Eş / Yakın Anlamlı Kelimeler-Sözcükler Sözlüğü

Arama Bölümü Sayfanın En Üst Kısmındadır.

EŞ VE YAKIN ANLAMLI / ANLAMDAŞ KELİMELER

Yazılışları ve okunuşları farklı anlamları aynı olan sözcüklere eş anlamlı (anlamdaş) kelimeler-sözcükler denir.

* Bunlar cümlede birbiriyle yer değiştirdiklerinde cümlenin anlamında değişiklik ve bozulma olmaz. Yukarıda örnekler verilmiştir.

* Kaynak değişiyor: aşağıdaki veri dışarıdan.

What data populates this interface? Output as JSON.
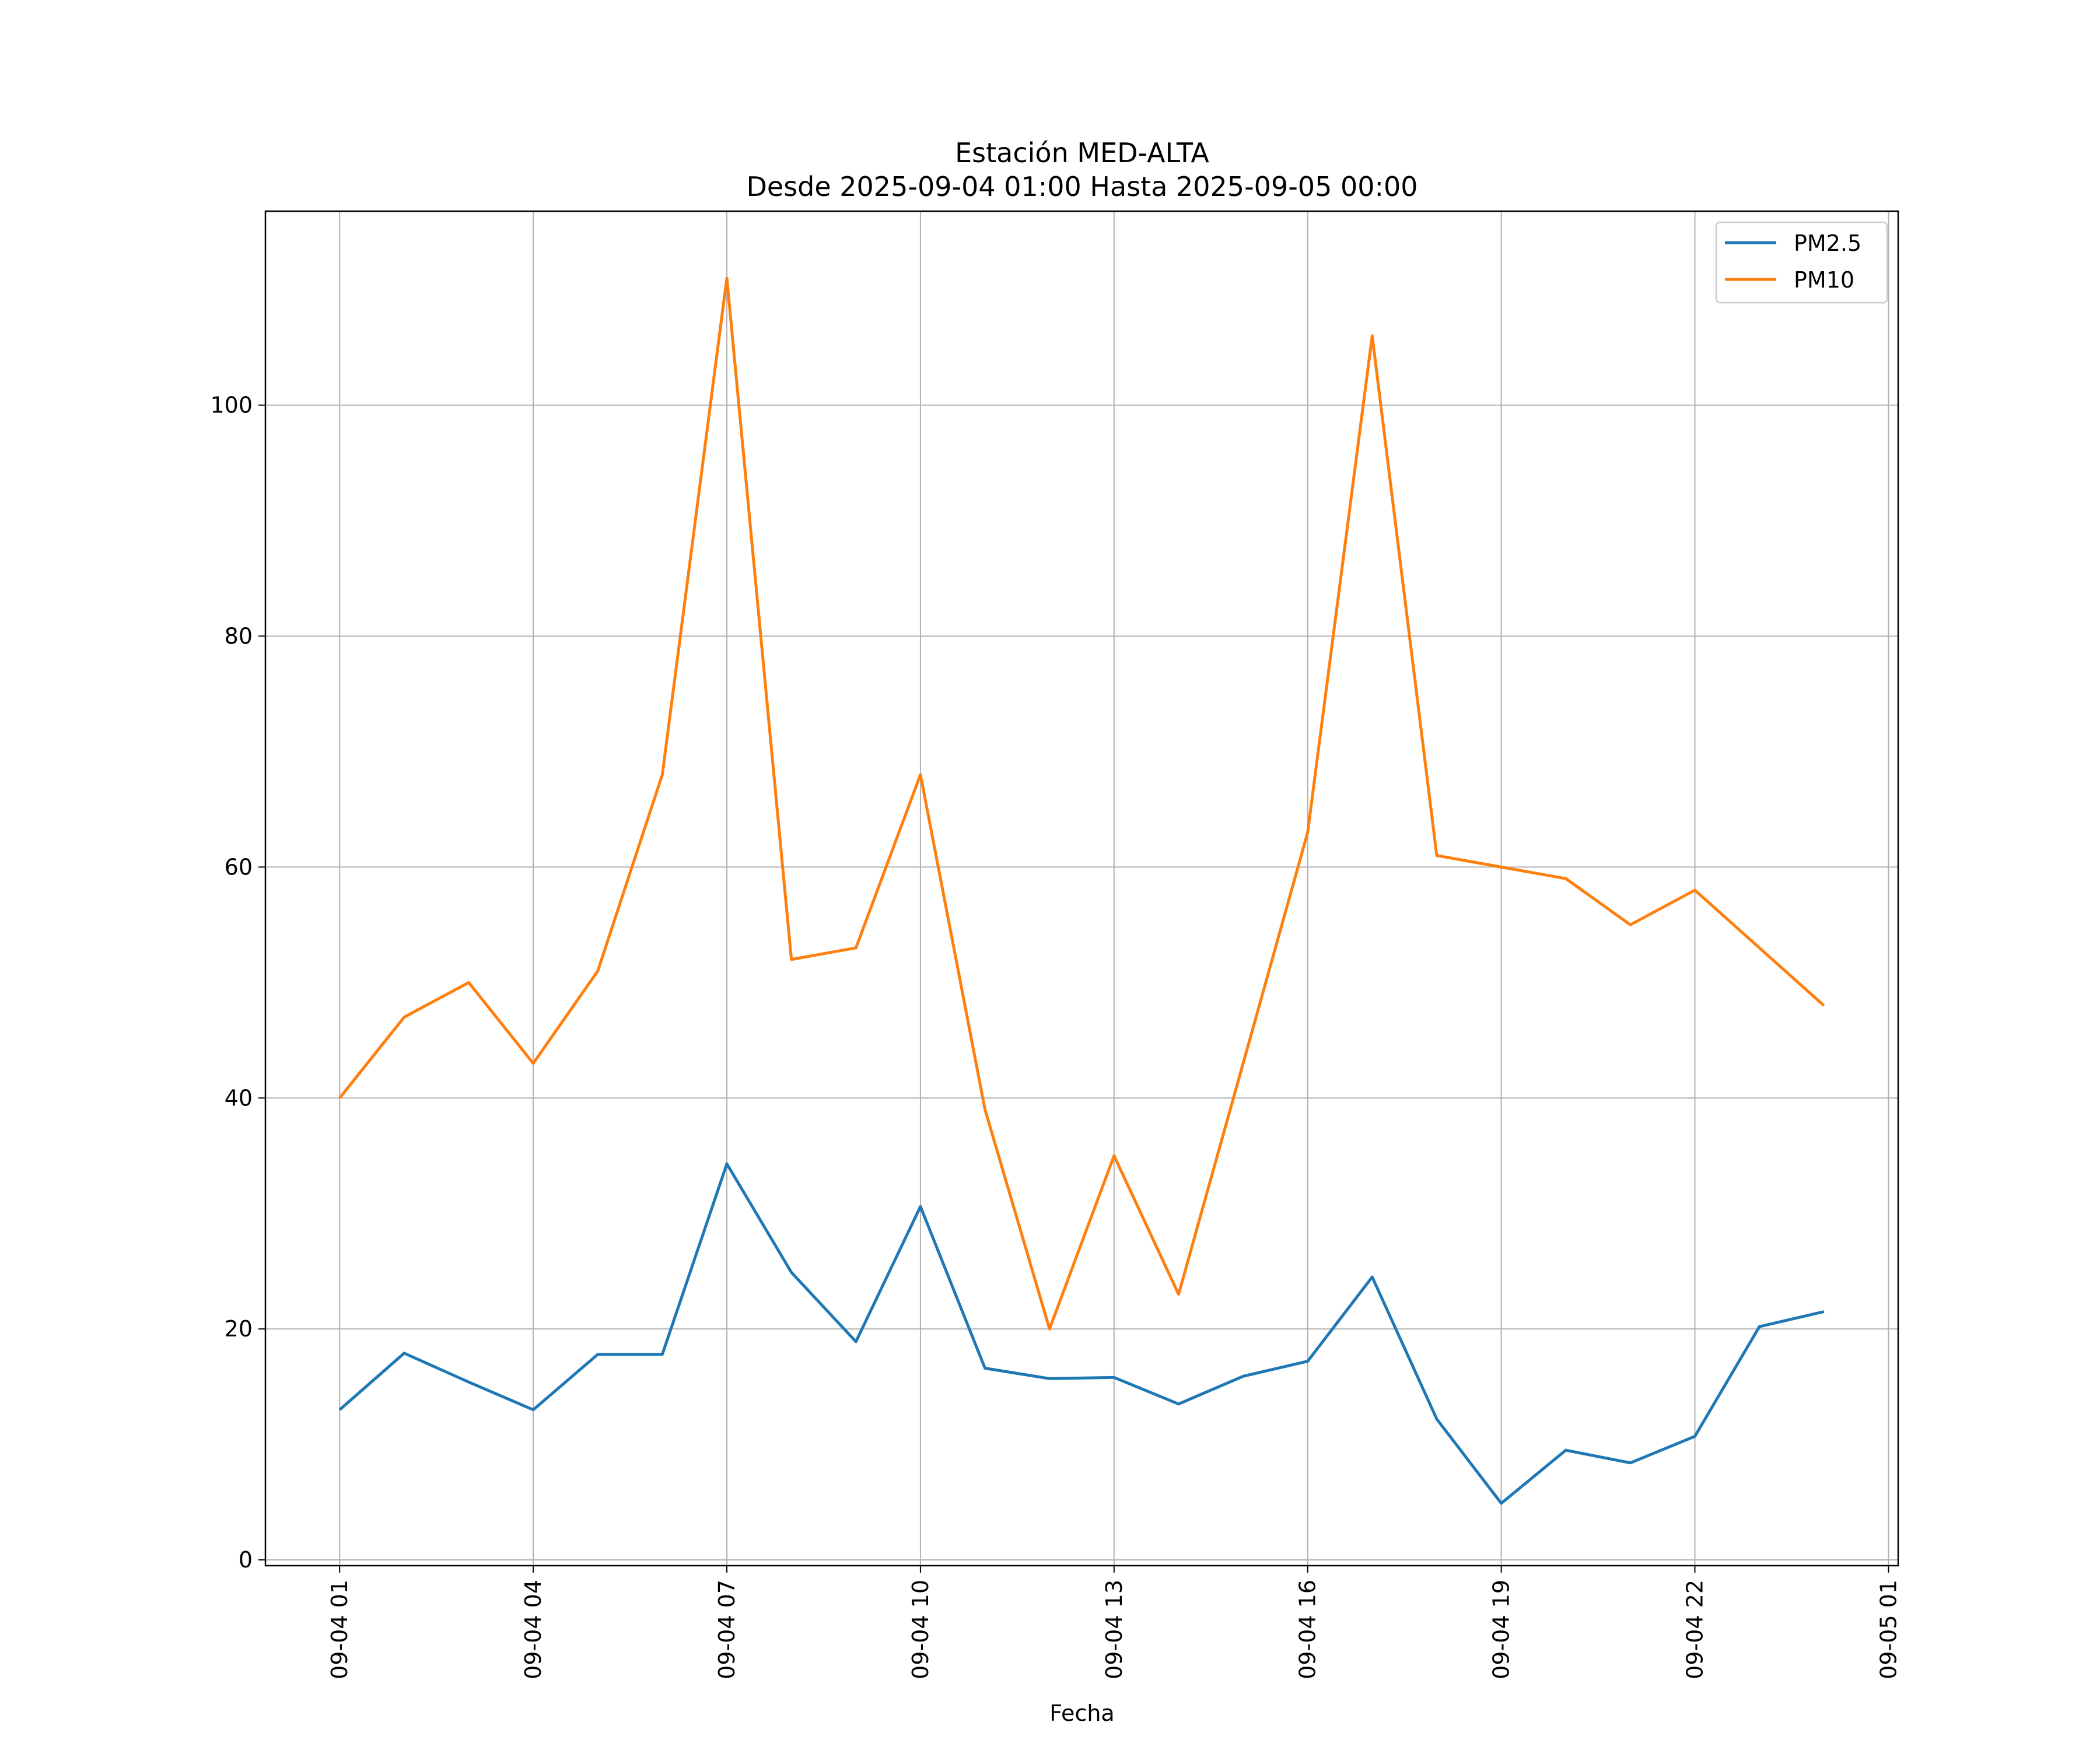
{
  "chart_data": {
    "type": "line",
    "title": "Estación MED-ALTA",
    "subtitle": "Desde 2025-09-04 01:00 Hasta 2025-09-05 00:00",
    "xlabel": "Fecha",
    "ylabel": "",
    "x": [
      "09-04 01",
      "09-04 02",
      "09-04 03",
      "09-04 04",
      "09-04 05",
      "09-04 06",
      "09-04 07",
      "09-04 08",
      "09-04 09",
      "09-04 10",
      "09-04 11",
      "09-04 12",
      "09-04 13",
      "09-04 14",
      "09-04 15",
      "09-04 16",
      "09-04 17",
      "09-04 18",
      "09-04 19",
      "09-04 20",
      "09-04 21",
      "09-04 22",
      "09-04 23",
      "09-05 00"
    ],
    "xlim_hours": [
      -1.15,
      24.15
    ],
    "x_ticks": [
      {
        "h": 0,
        "label": "09-04 01"
      },
      {
        "h": 3,
        "label": "09-04 04"
      },
      {
        "h": 6,
        "label": "09-04 07"
      },
      {
        "h": 9,
        "label": "09-04 10"
      },
      {
        "h": 12,
        "label": "09-04 13"
      },
      {
        "h": 15,
        "label": "09-04 16"
      },
      {
        "h": 18,
        "label": "09-04 19"
      },
      {
        "h": 21,
        "label": "09-04 22"
      },
      {
        "h": 24,
        "label": "09-05 01"
      }
    ],
    "y_ticks": [
      0,
      20,
      40,
      60,
      80,
      100
    ],
    "ylim": [
      -0.5,
      116.8
    ],
    "grid": true,
    "legend": "top-right",
    "series": [
      {
        "name": "PM2.5",
        "color": "#1f77b4",
        "values": [
          13.0,
          17.9,
          15.4,
          13.0,
          17.8,
          17.8,
          34.3,
          24.9,
          18.9,
          30.6,
          16.6,
          15.7,
          15.8,
          13.5,
          15.9,
          17.2,
          24.5,
          12.2,
          4.9,
          9.5,
          8.4,
          10.7,
          20.2,
          21.5
        ]
      },
      {
        "name": "PM10",
        "color": "#ff7f0e",
        "values": [
          40,
          47,
          50,
          43,
          51,
          68,
          111,
          52,
          53,
          68,
          39,
          20,
          35,
          23,
          43,
          63,
          106,
          61,
          60,
          59,
          55,
          58,
          53,
          48
        ]
      }
    ]
  }
}
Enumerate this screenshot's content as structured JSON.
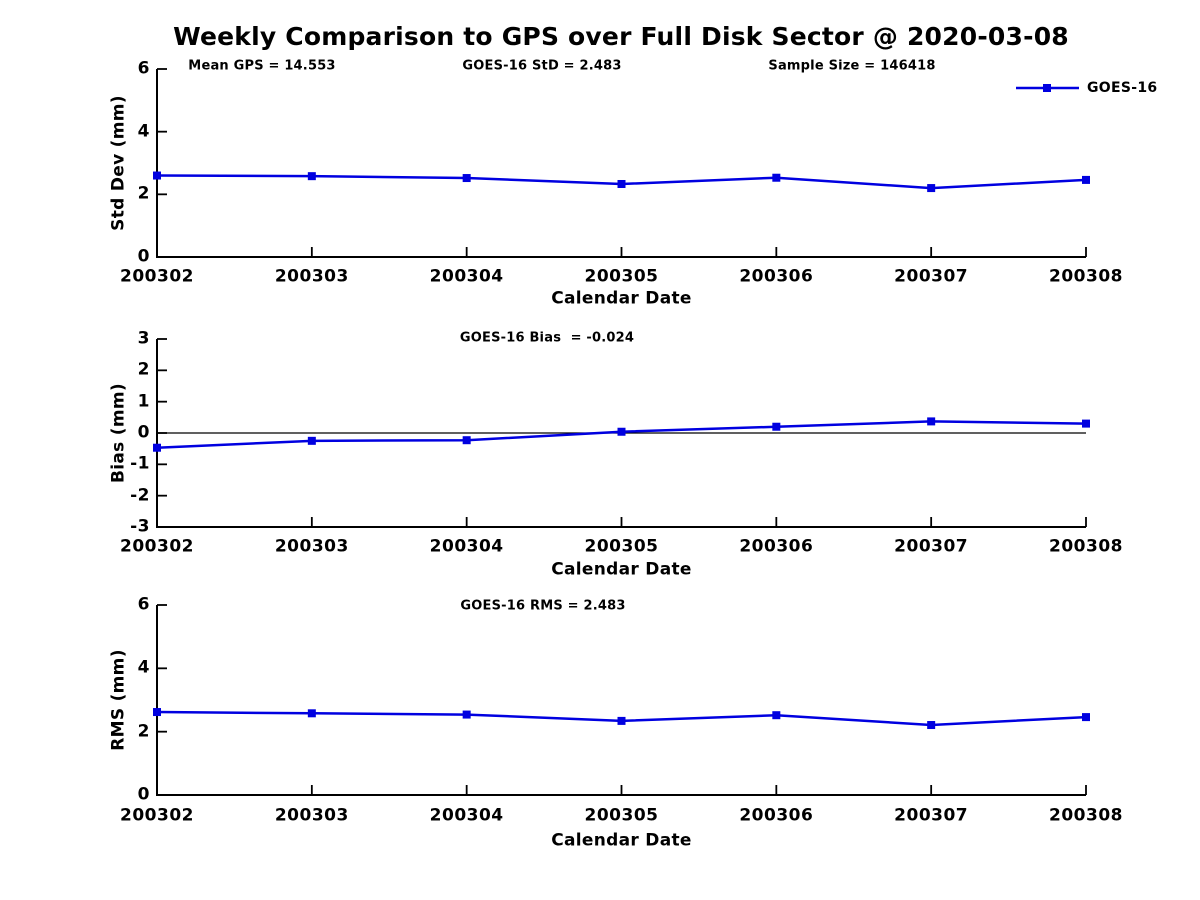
{
  "title": "Weekly Comparison to GPS over Full Disk Sector @ 2020-03-08",
  "legend": {
    "label": "GOES-16",
    "color": "#0000e0",
    "position": "top-right"
  },
  "colors": {
    "line": "#0000e0",
    "axis": "#000000",
    "zero_line": "#000000",
    "background": "#ffffff",
    "text": "#000000"
  },
  "chart_data": [
    {
      "id": "stddev",
      "type": "line",
      "marker": "square",
      "categories": [
        "200302",
        "200303",
        "200304",
        "200305",
        "200306",
        "200307",
        "200308"
      ],
      "series": [
        {
          "name": "GOES-16",
          "values": [
            2.6,
            2.58,
            2.52,
            2.33,
            2.53,
            2.2,
            2.46
          ]
        }
      ],
      "xlabel": "Calendar Date",
      "ylabel": "Std Dev (mm)",
      "ylim": [
        0,
        6
      ],
      "yticks": [
        0,
        2,
        4,
        6
      ],
      "grid": false,
      "legend_position": "top-right",
      "annotations": [
        {
          "text": "Mean GPS = 14.553"
        },
        {
          "text": "GOES-16 StD = 2.483"
        },
        {
          "text": "Sample Size = 146418"
        }
      ]
    },
    {
      "id": "bias",
      "type": "line",
      "marker": "square",
      "categories": [
        "200302",
        "200303",
        "200304",
        "200305",
        "200306",
        "200307",
        "200308"
      ],
      "series": [
        {
          "name": "GOES-16",
          "values": [
            -0.47,
            -0.25,
            -0.23,
            0.04,
            0.2,
            0.37,
            0.3
          ]
        }
      ],
      "xlabel": "Calendar Date",
      "ylabel": "Bias (mm)",
      "ylim": [
        -3,
        3
      ],
      "yticks": [
        -3,
        -2,
        -1,
        0,
        1,
        2,
        3
      ],
      "zero_line": true,
      "grid": false,
      "annotations": [
        {
          "text": "GOES-16 Bias  = -0.024"
        }
      ]
    },
    {
      "id": "rms",
      "type": "line",
      "marker": "square",
      "categories": [
        "200302",
        "200303",
        "200304",
        "200305",
        "200306",
        "200307",
        "200308"
      ],
      "series": [
        {
          "name": "GOES-16",
          "values": [
            2.62,
            2.58,
            2.54,
            2.34,
            2.52,
            2.21,
            2.46
          ]
        }
      ],
      "xlabel": "Calendar Date",
      "ylabel": "RMS (mm)",
      "ylim": [
        0,
        6
      ],
      "yticks": [
        0,
        2,
        4,
        6
      ],
      "grid": false,
      "annotations": [
        {
          "text": "GOES-16 RMS = 2.483"
        }
      ]
    }
  ]
}
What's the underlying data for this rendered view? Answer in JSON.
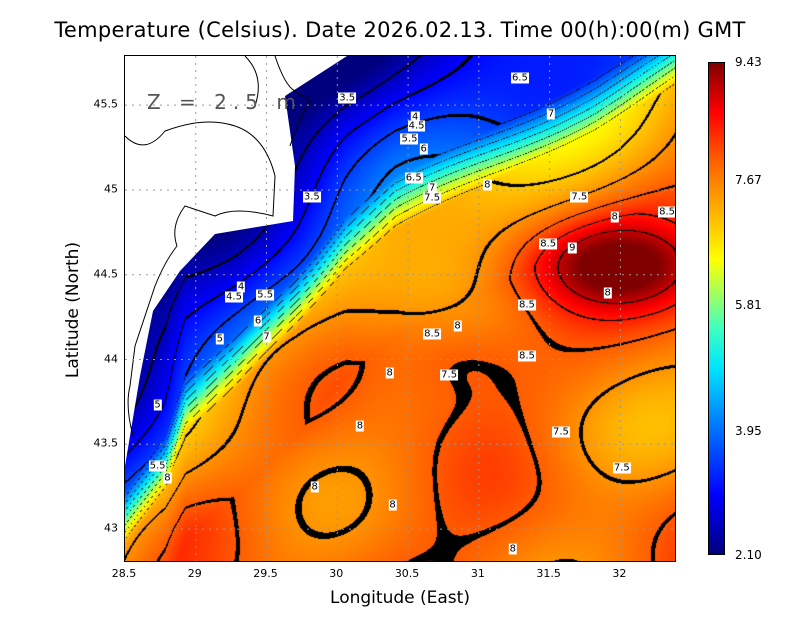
{
  "title": "Temperature (Celsius). Date 2026.02.13. Time 00(h):00(m) GMT",
  "depth_label": "Z = 2.5 m",
  "chart_data": {
    "type": "heatmap",
    "title": "Temperature (Celsius). Date 2026.02.13. Time 00(h):00(m) GMT",
    "xlabel": "Longitude (East)",
    "ylabel": "Latitude (North)",
    "xlim": [
      28.5,
      32.4
    ],
    "ylim": [
      42.8,
      45.79
    ],
    "xticks": [
      "28.5",
      "29",
      "29.5",
      "30",
      "30.5",
      "31",
      "31.5",
      "32"
    ],
    "xtick_values": [
      28.5,
      29,
      29.5,
      30,
      30.5,
      31,
      31.5,
      32
    ],
    "yticks": [
      "45.5",
      "45",
      "44.5",
      "44",
      "43.5",
      "43"
    ],
    "ytick_values": [
      45.5,
      45,
      44.5,
      44,
      43.5,
      43
    ],
    "grid": true,
    "colorbar": {
      "min": 2.1,
      "max": 9.43,
      "labels": [
        "9.43",
        "7.67",
        "5.81",
        "3.95",
        "2.10"
      ],
      "label_values": [
        9.43,
        7.67,
        5.81,
        3.95,
        2.1
      ]
    },
    "contour_interval": 0.5,
    "contour_labels": [
      {
        "text": "3.5",
        "lon": 30.07,
        "lat": 45.54
      },
      {
        "text": "4",
        "lon": 30.55,
        "lat": 45.43
      },
      {
        "text": "4.5",
        "lon": 30.56,
        "lat": 45.38
      },
      {
        "text": "5.5",
        "lon": 30.51,
        "lat": 45.3
      },
      {
        "text": "6",
        "lon": 30.61,
        "lat": 45.24
      },
      {
        "text": "6.5",
        "lon": 31.29,
        "lat": 45.66
      },
      {
        "text": "7",
        "lon": 31.51,
        "lat": 45.45
      },
      {
        "text": "6.5",
        "lon": 30.54,
        "lat": 45.07
      },
      {
        "text": "7",
        "lon": 30.67,
        "lat": 45.01
      },
      {
        "text": "7.5",
        "lon": 30.67,
        "lat": 44.95
      },
      {
        "text": "8",
        "lon": 31.06,
        "lat": 45.03
      },
      {
        "text": "7.5",
        "lon": 31.71,
        "lat": 44.96
      },
      {
        "text": "3.5",
        "lon": 29.82,
        "lat": 44.96
      },
      {
        "text": "8",
        "lon": 31.96,
        "lat": 44.84
      },
      {
        "text": "8.5",
        "lon": 32.33,
        "lat": 44.87
      },
      {
        "text": "8.5",
        "lon": 31.49,
        "lat": 44.68
      },
      {
        "text": "9",
        "lon": 31.66,
        "lat": 44.66
      },
      {
        "text": "4",
        "lon": 29.32,
        "lat": 44.43
      },
      {
        "text": "4.5",
        "lon": 29.27,
        "lat": 44.37
      },
      {
        "text": "5.5",
        "lon": 29.49,
        "lat": 44.38
      },
      {
        "text": "8",
        "lon": 31.91,
        "lat": 44.39
      },
      {
        "text": "8.5",
        "lon": 31.34,
        "lat": 44.32
      },
      {
        "text": "6",
        "lon": 29.44,
        "lat": 44.23
      },
      {
        "text": "7",
        "lon": 29.5,
        "lat": 44.13
      },
      {
        "text": "5",
        "lon": 29.17,
        "lat": 44.12
      },
      {
        "text": "8.5",
        "lon": 30.67,
        "lat": 44.15
      },
      {
        "text": "8",
        "lon": 30.85,
        "lat": 44.2
      },
      {
        "text": "8.5",
        "lon": 31.34,
        "lat": 44.02
      },
      {
        "text": "8",
        "lon": 30.37,
        "lat": 43.92
      },
      {
        "text": "7.5",
        "lon": 30.79,
        "lat": 43.91
      },
      {
        "text": "5",
        "lon": 28.73,
        "lat": 43.73
      },
      {
        "text": "8",
        "lon": 30.16,
        "lat": 43.61
      },
      {
        "text": "7.5",
        "lon": 31.58,
        "lat": 43.57
      },
      {
        "text": "5.5",
        "lon": 28.73,
        "lat": 43.37
      },
      {
        "text": "8",
        "lon": 28.8,
        "lat": 43.3
      },
      {
        "text": "7.5",
        "lon": 32.01,
        "lat": 43.36
      },
      {
        "text": "8",
        "lon": 29.84,
        "lat": 43.25
      },
      {
        "text": "8",
        "lon": 30.39,
        "lat": 43.14
      },
      {
        "text": "8",
        "lon": 31.24,
        "lat": 42.88
      }
    ]
  }
}
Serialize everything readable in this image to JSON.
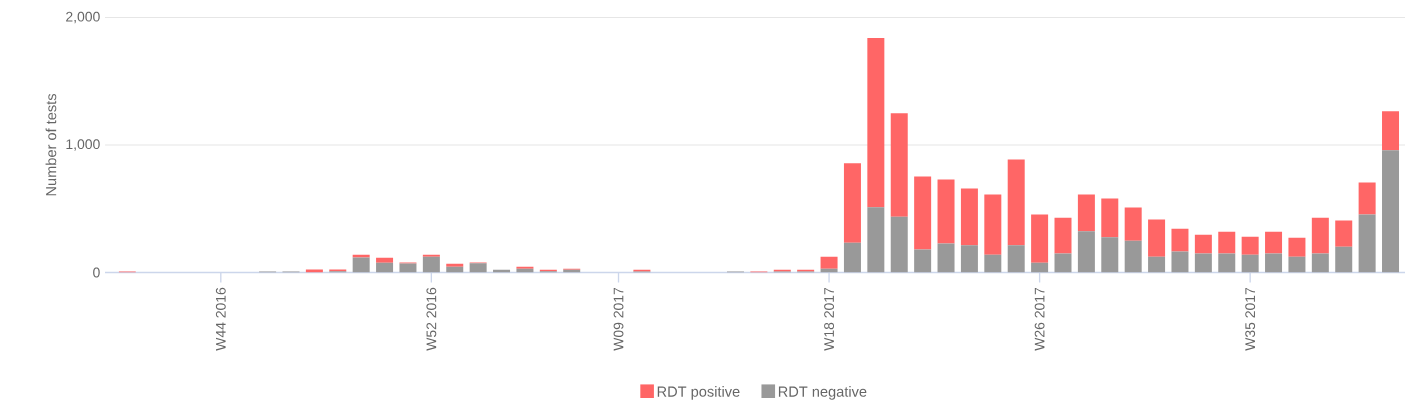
{
  "chart_data": {
    "type": "bar",
    "stacked": true,
    "ylabel": "Number of tests",
    "categories": [
      null,
      null,
      null,
      null,
      "W44 2016",
      null,
      null,
      null,
      null,
      null,
      null,
      null,
      null,
      "W52 2016",
      null,
      null,
      null,
      null,
      null,
      null,
      null,
      "W09 2017",
      null,
      null,
      null,
      null,
      null,
      null,
      null,
      null,
      "W18 2017",
      null,
      null,
      null,
      null,
      null,
      null,
      null,
      null,
      "W26 2017",
      null,
      null,
      null,
      null,
      null,
      null,
      null,
      null,
      "W35 2017",
      null,
      null,
      null,
      null,
      null,
      null
    ],
    "series": [
      {
        "name": "RDT negative",
        "color": "#999999",
        "values": [
          0,
          0,
          0,
          0,
          0,
          0,
          8,
          8,
          0,
          10,
          118,
          76,
          71,
          123,
          45,
          73,
          21,
          29,
          10,
          21,
          0,
          0,
          8,
          0,
          0,
          0,
          8,
          0,
          8,
          8,
          29,
          234,
          512,
          438,
          181,
          228,
          213,
          139,
          213,
          76,
          150,
          323,
          276,
          249,
          123,
          165,
          150,
          150,
          139,
          150,
          123,
          150,
          202,
          454,
          958
        ]
      },
      {
        "name": "RDT positive",
        "color": "#ff6666",
        "values": [
          8,
          0,
          0,
          0,
          0,
          0,
          0,
          0,
          24,
          14,
          21,
          39,
          8,
          16,
          23,
          6,
          0,
          16,
          11,
          8,
          0,
          0,
          13,
          0,
          0,
          0,
          0,
          8,
          13,
          13,
          94,
          622,
          1328,
          812,
          572,
          502,
          446,
          473,
          674,
          378,
          280,
          289,
          304,
          260,
          292,
          179,
          147,
          170,
          142,
          170,
          150,
          280,
          205,
          252,
          307
        ]
      }
    ],
    "ylim": [
      0,
      2000
    ],
    "yticks": [
      0,
      {
        "value": 1000,
        "label": "1,000"
      },
      {
        "value": 2000,
        "label": "2,000"
      }
    ],
    "grid": "y",
    "legend": "bottom"
  }
}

* Sözcüklerin eş anlamlı olup olmadıkları, cümle içindeki kullanımlarından belli olur. Yani bir sözcüğün farklı cümlelerde değişik eş anlamları karşımıza çıkabilir.
Örnek :
- Kömür karası gözleri ışıl ışıl parlıyordu. (Kara-Siyah)
- Dost, kara günde belli olur. (Kara-Kötü)

* Eş anlamlılıkla ilgili sorular, bazen "altı çizili sözcüğün cümleye kattığı anlam", "hangisinde...anlamı vardır?" gibi de sorulabilir.


Anlamdaş (eş anlamlı) olmadıkları halde zaman zaman birbirinin yerine kullanılan sözcüklere yakın anlamlı sözcükler denir. Bakmak, görmek, izlemek, seyretmek gibi.